In the middle of the restaurant stands a stove around which Billy Wagner and his team rock to the sound of real vinyl and upon which the stories of the finest selection of regional products come to be heard. It is a treasure trove of re-discovered old-fashioned vegetables, animals raised with passion and devotion and fine raw ingredients from small farms. At Nobelhart & Schmutzig, regional really means regional. There's not a prise of black pepper to be found in these dishes, because it doesn't grow here.

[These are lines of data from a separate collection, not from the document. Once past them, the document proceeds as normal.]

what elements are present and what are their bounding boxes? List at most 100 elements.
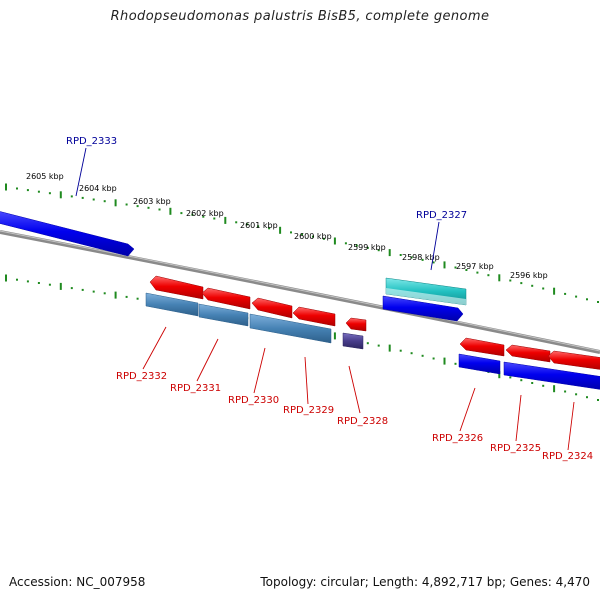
- scale-dot: [487, 274, 490, 277]
- scale-dot: [70, 287, 73, 290]
- gene-label-rpd-2332[interactable]: RPD_2332: [116, 371, 167, 382]
- gene-rpd-2325-reverse[interactable]: [505, 344, 551, 363]
- scale-dot: [26, 280, 29, 283]
- scale-dot: [344, 242, 347, 245]
- scale-dot: [37, 282, 40, 284]
- scale-tick: [5, 274, 7, 282]
- scale-dot: [410, 256, 413, 259]
- gene-label-rpd-2325[interactable]: RPD_2325: [490, 443, 541, 454]
- scale-dot: [564, 390, 567, 393]
- scale-dot: [92, 198, 95, 201]
- scale-label: 2600 kbp: [294, 232, 332, 241]
- scale-tick: [553, 287, 556, 295]
- scale-dot: [355, 244, 358, 247]
- gene-rpd-2326-reverse[interactable]: [459, 337, 505, 357]
- scale-dot: [81, 196, 84, 199]
- scale-dot: [597, 399, 599, 401]
- scale-tick: [553, 385, 556, 393]
- scale-dot: [366, 246, 369, 249]
- scale-dot: [542, 287, 545, 290]
- gene-label-rpd-2324[interactable]: RPD_2324: [542, 451, 593, 462]
- genome-backbone: [0, 230, 600, 354]
- scale-dot: [476, 271, 479, 274]
- gene-label-rpd-2326[interactable]: RPD_2326: [432, 433, 483, 444]
- scale-label: 2605 kbp: [26, 172, 64, 181]
- scale-dot: [575, 295, 578, 298]
- gene-label-rpd-2333[interactable]: RPD_2333: [66, 136, 117, 147]
- scale-dot: [235, 221, 238, 224]
- gene-forward-downstream[interactable]: [382, 295, 464, 322]
- gene-rpd-2328[interactable]: [342, 332, 364, 350]
- scale-tick: [333, 237, 336, 245]
- scale-dot: [454, 266, 457, 269]
- scale-dot: [290, 231, 292, 234]
- scale-tick: [498, 371, 501, 379]
- gene-rpd-2333[interactable]: [0, 211, 135, 257]
- genome-summary-text: Topology: circular; Length: 4,892,717 bp…: [260, 575, 590, 589]
- scale-dot: [147, 206, 150, 209]
- scale-dot: [191, 213, 194, 216]
- scale-dot: [575, 393, 578, 396]
- scale-dot: [213, 217, 216, 220]
- scale-dot: [26, 189, 29, 192]
- scale-tick: [224, 216, 227, 224]
- scale-label: 2603 kbp: [133, 197, 171, 206]
- scale-dot: [465, 269, 468, 271]
- scale-dot: [16, 187, 18, 190]
- scale-tick: [59, 282, 62, 290]
- scale-dot: [421, 354, 424, 357]
- scale-dot: [399, 254, 402, 256]
- gene-rpd-2330-reverse[interactable]: [251, 297, 293, 319]
- scale-dot: [531, 382, 534, 384]
- gene-rpd-2331[interactable]: [145, 292, 249, 327]
- scale-dot: [509, 279, 512, 282]
- gene-rpd-2325[interactable]: [503, 361, 600, 390]
- scale-tick: [5, 183, 7, 191]
- scale-dot: [48, 192, 51, 195]
- genome-backbone-highlight: [0, 230, 600, 352]
- scale-tick: [279, 226, 282, 234]
- scale-label: 2598 kbp: [402, 253, 440, 262]
- scale-tick: [114, 199, 117, 207]
- scale-tick: [169, 207, 172, 215]
- scale-dot: [268, 227, 271, 230]
- gene-label-rpd-2327[interactable]: RPD_2327: [416, 210, 467, 221]
- gene-label-rpd-2330[interactable]: RPD_2330: [228, 395, 279, 406]
- scale-dot: [531, 284, 534, 287]
- scale-dot: [37, 190, 40, 193]
- scale-tick: [443, 261, 446, 269]
- scale-dot: [377, 249, 380, 252]
- genome-title: Rhodopseudomonas palustris BisB5, comple…: [110, 9, 490, 24]
- accession-text: Accession: NC_007958: [9, 575, 146, 589]
- gene-rpd-2324-reverse[interactable]: [547, 350, 600, 370]
- scale-dot: [48, 283, 51, 286]
- scale-label: 2602 kbp: [186, 209, 224, 218]
- gene-label-rpd-2328[interactable]: RPD_2328: [337, 416, 388, 427]
- gene-rpd-2328-reverse[interactable]: [345, 317, 367, 332]
- scale-dot: [246, 223, 249, 226]
- scale-tick: [59, 191, 62, 199]
- gene-rpd-2326[interactable]: [458, 353, 501, 375]
- scale-tick: [333, 332, 336, 340]
- gene-label-rpd-2329[interactable]: RPD_2329: [283, 405, 334, 416]
- gene-rpd-2331-reverse[interactable]: [201, 287, 251, 310]
- scale-dot: [432, 357, 435, 360]
- scale-dot: [399, 349, 402, 352]
- scale-dot: [542, 384, 545, 387]
- scale-dot: [454, 362, 457, 365]
- scale-dot: [103, 200, 106, 203]
- scale-label: 2601 kbp: [240, 221, 278, 230]
- gene-rpd-2327[interactable]: [385, 277, 467, 306]
- scale-dot: [16, 278, 18, 281]
- scale-label: 2596 kbp: [510, 271, 548, 280]
- scale-dot: [322, 237, 325, 240]
- gene-label-rpd-2331[interactable]: RPD_2331: [170, 383, 221, 394]
- gene-rpd-2330[interactable]: [249, 313, 332, 344]
- gene-rpd-2329-reverse[interactable]: [292, 306, 336, 327]
- scale-dot: [136, 205, 139, 208]
- scale-dot: [564, 292, 567, 295]
- scale-dot: [520, 379, 523, 382]
- scale-dot: [597, 301, 599, 303]
- scale-dot: [103, 292, 106, 295]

And yet, before the eyes of each watchful guest, culinary stories are composed, explored, and recited with each changing season. Sauces are poured onto plates, veggies snipped and stocks reduced. Fresh herbs seemingly disappear between the lettuce leaves, soups steam and the meat exudes rich, savory aromas. Yet the most passion is given to the tale's re-telling — for the butter, churned in the restaurant from raw cream, or mini kohlrabi bulbs patiently nurtured to maintain a mildness that allows them to be served with only a spoonful of buttery breadcrumbs.

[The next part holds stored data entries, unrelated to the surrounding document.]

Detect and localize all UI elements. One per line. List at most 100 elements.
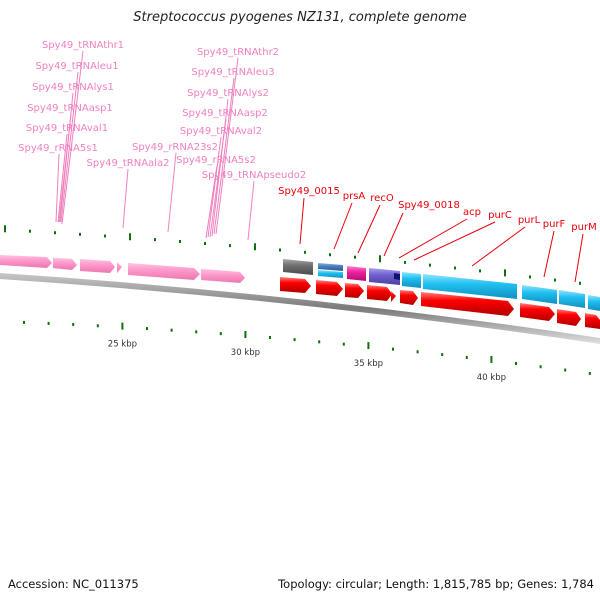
minor-tick [588, 371, 591, 375]
cds-feature[interactable] [280, 277, 311, 293]
gene-purC[interactable] [423, 274, 517, 299]
rna-label[interactable]: Spy49_rRNA5s2 [176, 155, 256, 166]
rna-label[interactable]: Spy49_rRNA23s2 [132, 142, 218, 153]
rna-label-connector [213, 77, 235, 235]
minor-tick [454, 266, 456, 270]
rna-feature-cluster[interactable] [200, 268, 246, 284]
major-tick [504, 269, 506, 277]
rna-label-connector [58, 113, 72, 223]
gene-small-navy[interactable] [394, 273, 400, 280]
gene-label[interactable]: acp [463, 207, 481, 218]
minor-tick [229, 244, 231, 248]
minor-tick [429, 263, 431, 267]
genome-summary-text: Topology: circular; Length: 1,815,785 bp… [278, 577, 594, 591]
rna-label[interactable]: Spy49_tRNAala2 [87, 158, 170, 169]
rna-label-connector [247, 180, 255, 241]
accession-text: Accession: NC_011375 [8, 577, 139, 591]
gene-label[interactable]: purM [571, 222, 596, 233]
gene-spy49-0015[interactable] [283, 259, 313, 275]
cds-feature[interactable] [520, 303, 555, 321]
minor-tick [554, 278, 556, 282]
minor-tick [195, 330, 198, 334]
gene-label-connector [333, 202, 353, 250]
major-tick [254, 243, 256, 251]
minor-tick [342, 342, 345, 346]
rna-label[interactable]: Spy49_tRNAlys2 [187, 88, 269, 99]
cds-feature[interactable] [391, 291, 396, 302]
gene-label[interactable]: prsA [343, 191, 366, 202]
minor-tick [204, 242, 206, 246]
minor-tick [354, 255, 356, 259]
minor-tick [515, 362, 517, 366]
gene-acp[interactable] [402, 272, 421, 288]
minor-tick [539, 365, 542, 369]
minor-tick [441, 353, 444, 357]
rna-label-connector [57, 133, 68, 223]
minor-tick [479, 269, 481, 273]
cds-feature[interactable] [345, 283, 364, 298]
cds-feature[interactable] [367, 285, 392, 301]
rna-feature[interactable] [128, 263, 200, 280]
rna-label[interactable]: Spy49_tRNAasp2 [182, 108, 268, 119]
rna-label-connector [209, 118, 227, 238]
rna-feature[interactable] [117, 262, 122, 273]
major-tick [129, 233, 131, 241]
cds-feature[interactable] [316, 280, 343, 296]
gene-prsA-bottom[interactable] [318, 270, 343, 278]
major-tick [367, 342, 370, 350]
rna-label[interactable]: Spy49_tRNAasp1 [27, 103, 113, 114]
major-tick [121, 322, 124, 330]
major-tick [4, 225, 6, 233]
gene-purF[interactable] [559, 290, 585, 308]
rna-label[interactable]: Spy49_tRNAthr1 [42, 40, 124, 51]
scale-labels: 25 kbp 30 kbp 35 kbp 40 kbp [108, 340, 506, 383]
rna-feature-track [0, 255, 246, 284]
gene-label-connector [471, 226, 526, 267]
gene-label[interactable]: purC [488, 210, 512, 221]
scale-tick-label: 25 kbp [108, 340, 137, 350]
minor-tick [304, 250, 306, 254]
tick-row-upper [4, 225, 581, 285]
major-tick [490, 355, 493, 363]
gene-recO[interactable] [347, 266, 366, 281]
gene-spy49-0018[interactable] [369, 268, 400, 285]
scale-tick-label: 35 kbp [354, 359, 383, 369]
feature-labels: Spy49_tRNAthr1 Spy49_tRNAleu1 Spy49_tRNAly… [18, 40, 597, 233]
gene-label[interactable]: Spy49_0018 [398, 200, 460, 211]
rna-feature-cluster[interactable] [52, 257, 78, 271]
minor-tick [23, 320, 25, 324]
minor-tick [329, 253, 331, 257]
rna-label[interactable]: Spy49_tRNAleu1 [35, 61, 118, 72]
map-title: Streptococcus pyogenes NZ131, complete g… [133, 10, 467, 25]
minor-tick [318, 340, 321, 344]
minor-tick [47, 321, 50, 325]
cds-feature[interactable] [585, 313, 600, 329]
gene-label[interactable]: purF [543, 219, 566, 230]
cds-feature[interactable] [421, 292, 514, 316]
minor-tick [293, 338, 296, 342]
gene-label[interactable]: purL [518, 215, 541, 226]
minor-tick [404, 260, 406, 264]
rna-label[interactable]: Spy49_tRNAleu3 [191, 67, 274, 78]
rna-label[interactable]: Spy49_tRNApseudo2 [202, 170, 306, 181]
minor-tick [96, 324, 99, 328]
gene-purM[interactable] [588, 295, 600, 311]
minor-tick [465, 355, 468, 359]
gene-label[interactable]: Spy49_0015 [278, 186, 340, 197]
rna-label[interactable]: Spy49_tRNAval1 [26, 123, 108, 134]
rna-label[interactable]: Spy49_tRNAval2 [180, 126, 262, 137]
rna-feature[interactable] [0, 255, 52, 268]
minor-tick [154, 238, 156, 242]
minor-tick [564, 368, 567, 372]
rna-label[interactable]: Spy49_rRNA5s1 [18, 143, 98, 154]
rna-label[interactable]: Spy49_tRNAlys1 [32, 82, 114, 93]
gene-purL[interactable] [522, 285, 557, 304]
gene-prsA-top[interactable] [318, 263, 343, 271]
gene-label[interactable]: recO [370, 193, 394, 204]
rna-label-connector [55, 153, 60, 223]
cds-feature[interactable] [557, 309, 581, 326]
rna-feature[interactable] [80, 259, 115, 273]
cds-feature[interactable] [400, 290, 418, 305]
rna-label[interactable]: Spy49_tRNAthr2 [197, 47, 279, 58]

The bread is from the Sironi bakery. The gluten-free cornbread is baked in-house, with a delightful graininess. Dinners are given one single knife with an Asian blade and wooden grip to be used throughout the evening. Fresh forks and spoons lay in wait in a close-at-hand basket. On my knees is an antique linen napkin. The coasters for the glasses are a motley collection, resembling nothing so much as a passionate collector's exhibit of beer coasters at the flea market.
As in the theater, guests sit in the semi-darkness along a long counter around the illuminated cook-filled stage. One other long table is also available. The plates, hand-thrown ceramic from a Buddhist living in Berlin, arrive laden with grilled onions in a sweet woodruff mayo, then lettuce with a game-stock dressing and scattered wheat kernels, followed by char in an intensive green fennel reduction with yogurt. The onion is wonderfully mild, the lettuce intriguing and the fish is divinely tender.

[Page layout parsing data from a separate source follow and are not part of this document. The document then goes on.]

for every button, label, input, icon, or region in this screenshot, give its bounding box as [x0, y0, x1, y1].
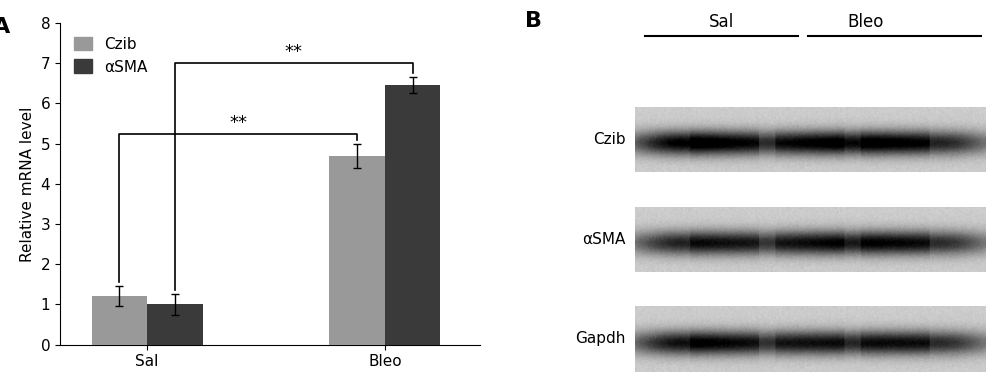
Legend: Czib, αSMA: Czib, αSMA	[68, 31, 154, 80]
Text: Sal: Sal	[709, 13, 734, 31]
Bar	[385, 85, 440, 345]
Text: Bleo: Bleo	[847, 13, 884, 31]
Text: B: B	[525, 11, 542, 31]
Bar	[147, 304, 203, 345]
Text: **: **	[285, 43, 303, 61]
Text: αSMA: αSMA	[582, 232, 626, 247]
Text: Gapdh: Gapdh	[575, 331, 626, 347]
Text: **: **	[229, 114, 247, 132]
Bar	[329, 155, 385, 345]
Text: A: A	[0, 16, 10, 36]
Text: Czib: Czib	[593, 132, 626, 147]
Bar	[92, 296, 147, 345]
Y-axis label: Relative mRNA level: Relative mRNA level	[20, 106, 35, 262]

The sequence continues with a culinary poem: blood sausage in parsley sauce, ground elder and long stalks of fine radishes. A broth of beef fat, peas and tree onions awaken childhood memories of shucking the peas fresh out of the pods. The intensive and aromatic lamb neck with thick beans and bone stock leaves us slightly hysterical.
The sorbet from an old French sorrel variety with dill blossom meringue and a bit of grape oil is the highlight of the three deserts. Airy and aromatic, it just edges out the scraped cherry granita and the luscious red strawberries from Berlin's Domäne Dahlem farm, with frozen young fir needles and a meringue foam from cherry plum blossoms. The sweet finish to a grand show!
Throughout Billy Wagner applies his trademark creativity to find suitable liquid accompaniments. He stops by repeatedly, pouring wines still and sparkling — and a beer as well, when requested; basks in the glorious aromas, reports on weekend winemakers and small breweries and always ends with a promising "Bitte"! We absorb and are amazed. The drink menu reads like a thrilling novel; my own personal discovery was the freshly pressed juices from seasonal fruits and vegetables.
The international audience — young and old alike — sits harmoniously side -by-side linked by the fine food and exquisitely crafted experience. We leave Nobelhart & Schmutzig filled to the brim, and perhaps beyond, not unlike walking out of the cinema after an intense film. And I think of the sentence that I discovered at the start of this evening: "A man who is nice to you but rude to the waiter isn’t a nice man." And with that in mind... go taste for yourself!